There is, however, something more deeply significant in all this public rhetoric of freedom, and although my thoughts about it are still in the process of being straightened out, here’s an initial outline. Such rhetoric is often disingenuous, particularly in the mouths of politicians – after all, no politician ever tells us they are against freedom! – but in America the word seems to have become a hollow platitude. Its endless repetition seems almost to have bored out the content, so that Americans have no doubt that they are free, but if pressed on exactly what that freedom amounts to, things get sticky. In fact, they get so sticky i’m not yet ready to try and write-out my thoughts on the matter any further. So until then, enjoy some pictures of nicer, whiter parts of Philadelphia: 

Independence Hall, where the Declaration of Independence was signed.

The central town hall.

Benjamin Franklin’s Grave (photo taken holding camera through railings). Franklin – who ran away from Boston to Philly when he was 17 – was a self-taught genius; a philosopher, scientist and inventor (of lightning rods, no less) he was perhaps the greatest of the Founding Fathers alongside Jefferson and Washington. Notably, he thought the Bald Eagle was a poor choice of national bird, and preferred the Turkey. I agree (America is chock-full of pictures and sculptures of Flags and Eagles; where else do Flags and Eagles remind you of?). You’ll observe here that people have thrown money onto his grave. Perhaps they believe Franklin’s ghost will bring them good luck in return – or perhaps its critical commentary upon the state of modern American politics and a nasty jibe at Franklin. Who knows?

 

Philadelphia skyline, with a statue of General George B. McClellan in the foreground. McClellan was General of the Unionist Army of the Potomac for much of the Civil War. He was also an ego-maniac and an indecisive general who on numerous occasions failed to take the initiative against Robert E. Lee because his endemic over-caution continuously led him to over-estimate the enemy’s strength. He was eventually removed from command, and became the Democratic Party’s nominee and major challenger to Lincoln in the 1864 Presidential campaign.
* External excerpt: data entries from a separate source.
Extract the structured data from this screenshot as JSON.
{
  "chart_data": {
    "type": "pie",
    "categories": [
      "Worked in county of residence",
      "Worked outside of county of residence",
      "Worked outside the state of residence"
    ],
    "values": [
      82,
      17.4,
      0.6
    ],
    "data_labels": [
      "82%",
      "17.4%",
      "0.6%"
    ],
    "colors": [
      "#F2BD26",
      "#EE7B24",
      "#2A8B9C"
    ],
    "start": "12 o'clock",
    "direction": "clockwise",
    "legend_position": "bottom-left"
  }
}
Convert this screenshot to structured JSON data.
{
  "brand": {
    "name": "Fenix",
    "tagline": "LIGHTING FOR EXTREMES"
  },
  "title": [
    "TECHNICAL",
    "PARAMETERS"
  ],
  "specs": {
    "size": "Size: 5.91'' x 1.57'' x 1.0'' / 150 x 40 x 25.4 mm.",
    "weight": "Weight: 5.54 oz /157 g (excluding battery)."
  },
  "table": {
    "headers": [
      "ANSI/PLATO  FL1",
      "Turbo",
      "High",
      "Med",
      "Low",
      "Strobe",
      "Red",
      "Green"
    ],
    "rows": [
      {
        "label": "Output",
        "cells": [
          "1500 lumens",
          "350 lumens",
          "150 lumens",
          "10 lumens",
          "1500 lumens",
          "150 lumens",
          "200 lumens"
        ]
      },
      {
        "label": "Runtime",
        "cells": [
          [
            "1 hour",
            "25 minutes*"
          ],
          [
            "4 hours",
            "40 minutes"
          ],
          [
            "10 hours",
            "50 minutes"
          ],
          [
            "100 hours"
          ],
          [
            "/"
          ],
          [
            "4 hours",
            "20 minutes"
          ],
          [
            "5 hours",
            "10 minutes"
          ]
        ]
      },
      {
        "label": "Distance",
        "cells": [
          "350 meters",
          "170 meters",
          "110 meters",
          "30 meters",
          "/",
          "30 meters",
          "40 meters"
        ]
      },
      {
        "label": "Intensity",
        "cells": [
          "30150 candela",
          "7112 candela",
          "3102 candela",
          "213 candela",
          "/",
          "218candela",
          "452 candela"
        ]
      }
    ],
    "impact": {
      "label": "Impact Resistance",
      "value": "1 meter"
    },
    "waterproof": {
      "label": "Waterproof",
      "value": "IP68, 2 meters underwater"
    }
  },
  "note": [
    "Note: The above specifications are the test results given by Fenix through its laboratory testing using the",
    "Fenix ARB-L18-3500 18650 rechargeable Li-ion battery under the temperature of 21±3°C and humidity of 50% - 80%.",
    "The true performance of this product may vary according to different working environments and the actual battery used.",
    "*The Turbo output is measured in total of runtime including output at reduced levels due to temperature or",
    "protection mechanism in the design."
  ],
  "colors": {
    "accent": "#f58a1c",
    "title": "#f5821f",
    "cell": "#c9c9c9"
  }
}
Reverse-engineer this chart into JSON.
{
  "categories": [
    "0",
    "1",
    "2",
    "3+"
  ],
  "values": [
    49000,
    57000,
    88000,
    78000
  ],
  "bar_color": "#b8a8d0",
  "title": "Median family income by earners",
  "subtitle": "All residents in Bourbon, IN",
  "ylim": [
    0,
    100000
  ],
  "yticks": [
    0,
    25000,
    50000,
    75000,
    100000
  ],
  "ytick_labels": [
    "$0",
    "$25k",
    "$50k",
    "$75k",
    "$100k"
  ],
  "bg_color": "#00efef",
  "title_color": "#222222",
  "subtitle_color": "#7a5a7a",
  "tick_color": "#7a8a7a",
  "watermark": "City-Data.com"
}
A couple of shots from Penn’s Landing. This is – you’ll be surprised to hear -where William Penn the founder of Pennsylvania landed on the banks of the Delaware River, and where Philadelphia began. As a colonial colony Philadelphia was the only city that allowed complete religious toleration. Whereas in, e.g. Boston the Puritan settlers who fled Britain to avoid religious persecution quickly set about instituting religious persecution, in Philadelphia you could be a Quaker, Jew, Presbyterian or whatever. Nowadays Penn’s Landing has been turned into a sort of out-door concert and event center. The idea is good, but it’s getting run-down: cobble stones are loose and need replacing, and the water-sculpture fountains are getting dirty and stained. This, incidentally, is the story of much of Philly; a growing need for public works and repairs becoming long over-due. 

 

Late in the afternoon there was a minor accident on the subway, when two trains collided (gently, nobody was hurt). In any case, local press was all over it, and I snapped this shot of the interview-mugging of a local transport statesman, which i think is quite cool.